Radjabu est intouchable grâce à son immunité et à son chantage

Radjabu a été destitué pour corruptions, ingérence dans les affaires du pouvoir, etc…. C’était la chanson. Le congrès extraordinaire l’a destitué. Et après ? Un grand silence ! Le coupable d’hier est vite oublié. La nouvelle direction ou le pouvoir ne prend aucune initiative pour porter plainte. Les Burundais se demandent même qui a volé les 5 milliards de francs Bu de l’avion Falcon. Radjabu seul ou Radjabu avec les autres ! Dans tous les cas, le rapport d’audit est clair, il y a eu corruption dans la vente de l’avion. Il y a eu beaucoup d’irrégularités. Et voilà, on ne trouve plus de coupable. Aucun dossier judiciaire n’est ouvert à propos de cette vente d’avion. Il y a lieu de se demander pourquoi tant d’énergie pour destituer Radjabu s’il était blanc comme la neige. Si d’autres personnalités ont partagé avec lui ces 5 milliards, il s’agit d’une haute trahison et elles doivent être jugées comme les autres Burundais. Ce dossier de l’avion Falcon est sensible. Il pourrait déstabiliser le pouvoir. La vérité finira par sortir.
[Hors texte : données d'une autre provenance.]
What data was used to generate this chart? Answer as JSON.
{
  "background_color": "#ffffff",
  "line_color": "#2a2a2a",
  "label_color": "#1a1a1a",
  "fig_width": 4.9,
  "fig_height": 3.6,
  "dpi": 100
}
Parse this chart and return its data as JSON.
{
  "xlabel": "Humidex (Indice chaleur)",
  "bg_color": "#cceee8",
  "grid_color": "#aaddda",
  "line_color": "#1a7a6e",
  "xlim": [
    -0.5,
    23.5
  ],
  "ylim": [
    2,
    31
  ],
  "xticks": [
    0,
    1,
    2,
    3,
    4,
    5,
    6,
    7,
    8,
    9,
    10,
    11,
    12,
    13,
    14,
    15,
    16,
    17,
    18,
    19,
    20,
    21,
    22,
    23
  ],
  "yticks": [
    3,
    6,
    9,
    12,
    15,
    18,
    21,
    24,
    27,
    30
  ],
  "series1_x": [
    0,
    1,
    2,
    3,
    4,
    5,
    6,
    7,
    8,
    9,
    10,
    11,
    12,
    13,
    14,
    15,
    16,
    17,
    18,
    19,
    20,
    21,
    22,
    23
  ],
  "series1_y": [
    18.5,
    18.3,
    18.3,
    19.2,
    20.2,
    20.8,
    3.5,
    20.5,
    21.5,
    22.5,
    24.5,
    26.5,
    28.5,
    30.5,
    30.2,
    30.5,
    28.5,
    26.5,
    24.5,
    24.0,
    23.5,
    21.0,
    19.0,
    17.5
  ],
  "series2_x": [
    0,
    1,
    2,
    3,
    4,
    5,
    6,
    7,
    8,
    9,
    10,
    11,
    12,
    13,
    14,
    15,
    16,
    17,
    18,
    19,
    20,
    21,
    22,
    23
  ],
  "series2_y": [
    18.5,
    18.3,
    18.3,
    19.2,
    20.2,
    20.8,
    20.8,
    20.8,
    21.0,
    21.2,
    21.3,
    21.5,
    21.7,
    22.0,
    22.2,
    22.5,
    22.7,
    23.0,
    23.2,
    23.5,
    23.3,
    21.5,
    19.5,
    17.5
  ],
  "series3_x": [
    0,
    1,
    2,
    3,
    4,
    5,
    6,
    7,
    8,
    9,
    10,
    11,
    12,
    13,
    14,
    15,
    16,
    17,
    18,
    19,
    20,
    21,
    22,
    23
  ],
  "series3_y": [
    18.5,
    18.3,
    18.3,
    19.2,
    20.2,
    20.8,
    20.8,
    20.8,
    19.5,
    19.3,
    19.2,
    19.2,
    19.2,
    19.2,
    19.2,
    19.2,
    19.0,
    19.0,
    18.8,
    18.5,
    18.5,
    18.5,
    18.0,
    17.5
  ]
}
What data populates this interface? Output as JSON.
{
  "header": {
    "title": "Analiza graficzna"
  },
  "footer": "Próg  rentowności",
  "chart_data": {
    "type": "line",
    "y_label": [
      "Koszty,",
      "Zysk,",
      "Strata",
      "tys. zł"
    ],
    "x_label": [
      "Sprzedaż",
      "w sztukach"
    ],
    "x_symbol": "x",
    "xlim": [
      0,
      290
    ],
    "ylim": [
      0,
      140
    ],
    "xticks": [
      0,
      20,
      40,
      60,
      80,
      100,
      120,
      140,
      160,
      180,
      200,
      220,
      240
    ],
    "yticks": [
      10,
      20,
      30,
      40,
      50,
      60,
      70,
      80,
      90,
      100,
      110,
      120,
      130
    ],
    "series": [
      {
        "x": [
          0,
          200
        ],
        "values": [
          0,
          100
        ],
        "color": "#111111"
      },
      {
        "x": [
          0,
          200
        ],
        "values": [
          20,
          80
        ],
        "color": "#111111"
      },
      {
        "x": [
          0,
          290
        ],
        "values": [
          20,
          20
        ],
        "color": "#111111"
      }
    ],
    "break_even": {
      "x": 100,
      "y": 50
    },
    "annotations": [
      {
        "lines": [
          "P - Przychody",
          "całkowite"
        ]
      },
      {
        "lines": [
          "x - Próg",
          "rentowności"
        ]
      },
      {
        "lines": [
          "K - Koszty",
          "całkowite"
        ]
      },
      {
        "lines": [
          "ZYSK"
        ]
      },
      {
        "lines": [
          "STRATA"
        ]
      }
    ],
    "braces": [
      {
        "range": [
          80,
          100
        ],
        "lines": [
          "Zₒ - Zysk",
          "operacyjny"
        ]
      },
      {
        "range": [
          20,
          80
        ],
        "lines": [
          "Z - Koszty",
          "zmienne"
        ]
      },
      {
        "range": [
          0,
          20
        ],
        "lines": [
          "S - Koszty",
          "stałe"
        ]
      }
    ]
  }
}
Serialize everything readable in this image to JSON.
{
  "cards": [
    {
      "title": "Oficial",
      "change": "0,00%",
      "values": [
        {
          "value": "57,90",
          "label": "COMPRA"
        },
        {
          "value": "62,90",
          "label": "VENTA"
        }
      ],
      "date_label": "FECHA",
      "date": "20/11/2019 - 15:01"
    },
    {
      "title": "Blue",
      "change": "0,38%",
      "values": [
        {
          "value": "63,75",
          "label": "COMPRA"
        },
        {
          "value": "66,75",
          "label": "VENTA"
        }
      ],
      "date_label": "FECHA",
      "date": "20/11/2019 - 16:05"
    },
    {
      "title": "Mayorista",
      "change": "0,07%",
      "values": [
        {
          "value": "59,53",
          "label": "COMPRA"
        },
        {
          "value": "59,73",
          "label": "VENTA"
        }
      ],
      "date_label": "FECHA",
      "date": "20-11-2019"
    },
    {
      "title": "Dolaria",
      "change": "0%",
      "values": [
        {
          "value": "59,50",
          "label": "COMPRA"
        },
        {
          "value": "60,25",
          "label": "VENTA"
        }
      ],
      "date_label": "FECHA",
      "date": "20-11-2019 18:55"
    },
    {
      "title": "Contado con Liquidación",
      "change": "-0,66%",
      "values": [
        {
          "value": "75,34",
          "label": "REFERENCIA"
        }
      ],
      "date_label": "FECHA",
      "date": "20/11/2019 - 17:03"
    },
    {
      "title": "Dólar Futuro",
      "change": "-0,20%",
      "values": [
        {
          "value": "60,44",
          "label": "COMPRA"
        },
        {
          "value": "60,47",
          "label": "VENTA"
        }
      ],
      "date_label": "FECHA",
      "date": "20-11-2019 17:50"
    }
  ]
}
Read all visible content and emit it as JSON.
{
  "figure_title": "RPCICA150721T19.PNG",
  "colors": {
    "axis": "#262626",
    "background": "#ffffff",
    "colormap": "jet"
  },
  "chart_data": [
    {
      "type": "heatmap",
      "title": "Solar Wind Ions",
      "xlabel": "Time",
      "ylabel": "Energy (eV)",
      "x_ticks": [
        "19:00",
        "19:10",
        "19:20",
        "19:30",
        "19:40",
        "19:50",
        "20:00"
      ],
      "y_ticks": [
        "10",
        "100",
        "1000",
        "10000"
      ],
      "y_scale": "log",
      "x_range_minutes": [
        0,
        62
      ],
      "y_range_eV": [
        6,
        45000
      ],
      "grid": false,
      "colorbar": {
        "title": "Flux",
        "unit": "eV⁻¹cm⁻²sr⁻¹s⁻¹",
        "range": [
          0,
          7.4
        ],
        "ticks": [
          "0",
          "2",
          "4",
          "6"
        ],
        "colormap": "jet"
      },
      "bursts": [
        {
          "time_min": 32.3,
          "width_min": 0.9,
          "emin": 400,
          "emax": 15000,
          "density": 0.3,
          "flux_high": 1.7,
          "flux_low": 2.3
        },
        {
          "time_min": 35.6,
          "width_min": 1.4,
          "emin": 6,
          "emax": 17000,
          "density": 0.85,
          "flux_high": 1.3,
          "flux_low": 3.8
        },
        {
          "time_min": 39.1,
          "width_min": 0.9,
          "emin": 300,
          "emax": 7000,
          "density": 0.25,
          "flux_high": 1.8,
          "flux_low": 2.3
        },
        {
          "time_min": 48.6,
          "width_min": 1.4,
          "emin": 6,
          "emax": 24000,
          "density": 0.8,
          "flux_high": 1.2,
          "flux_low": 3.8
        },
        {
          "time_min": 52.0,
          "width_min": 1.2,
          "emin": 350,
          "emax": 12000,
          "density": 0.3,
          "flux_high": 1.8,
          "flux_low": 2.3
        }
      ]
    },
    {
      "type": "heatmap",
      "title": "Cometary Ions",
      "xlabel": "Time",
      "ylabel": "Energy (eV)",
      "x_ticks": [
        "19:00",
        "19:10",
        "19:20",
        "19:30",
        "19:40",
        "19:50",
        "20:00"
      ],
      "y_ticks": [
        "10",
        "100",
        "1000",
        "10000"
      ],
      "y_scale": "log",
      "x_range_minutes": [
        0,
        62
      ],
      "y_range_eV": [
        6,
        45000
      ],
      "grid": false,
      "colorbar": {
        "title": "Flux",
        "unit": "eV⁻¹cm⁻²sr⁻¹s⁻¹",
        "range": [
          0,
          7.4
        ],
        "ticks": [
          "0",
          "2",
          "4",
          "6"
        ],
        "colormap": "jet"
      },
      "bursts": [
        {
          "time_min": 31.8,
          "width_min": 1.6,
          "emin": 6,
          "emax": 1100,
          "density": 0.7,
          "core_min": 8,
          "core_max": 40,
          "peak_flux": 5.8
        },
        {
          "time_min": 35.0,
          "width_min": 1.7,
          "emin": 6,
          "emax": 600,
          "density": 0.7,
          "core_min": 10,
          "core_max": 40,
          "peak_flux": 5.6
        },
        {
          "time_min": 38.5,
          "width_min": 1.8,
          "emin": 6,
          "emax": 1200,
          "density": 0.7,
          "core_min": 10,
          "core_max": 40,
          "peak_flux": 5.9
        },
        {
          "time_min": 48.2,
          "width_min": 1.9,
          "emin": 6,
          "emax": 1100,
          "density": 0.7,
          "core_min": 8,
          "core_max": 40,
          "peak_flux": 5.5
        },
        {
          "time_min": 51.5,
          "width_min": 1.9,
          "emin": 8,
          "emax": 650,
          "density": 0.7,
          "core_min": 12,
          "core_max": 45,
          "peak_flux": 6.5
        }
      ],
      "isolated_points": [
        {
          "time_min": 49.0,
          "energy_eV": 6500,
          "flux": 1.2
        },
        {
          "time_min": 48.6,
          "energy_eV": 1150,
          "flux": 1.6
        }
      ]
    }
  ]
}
Au Parlement, grâce au soutien de la présidente, le bureau ne peut pas retirer l’immunité parlementaire de Radjabu. Tant que cette dame reste à la tête de cette institution, Radjabu dispose d’une forteresse sûre. Ceux qui rêvent de le mettre en prison devront attendre. Le CNDD-FDD ne peut pas évincer la présidente du Parlement avec un tiers des voix.

Radjabu se révèle un fin tacticien. Il dispose de beaucoup de cartouches pour continuer la bataille. Le pouvoir hésite. Radjabu semble maîtriser le jeu au moment où les autres assistent.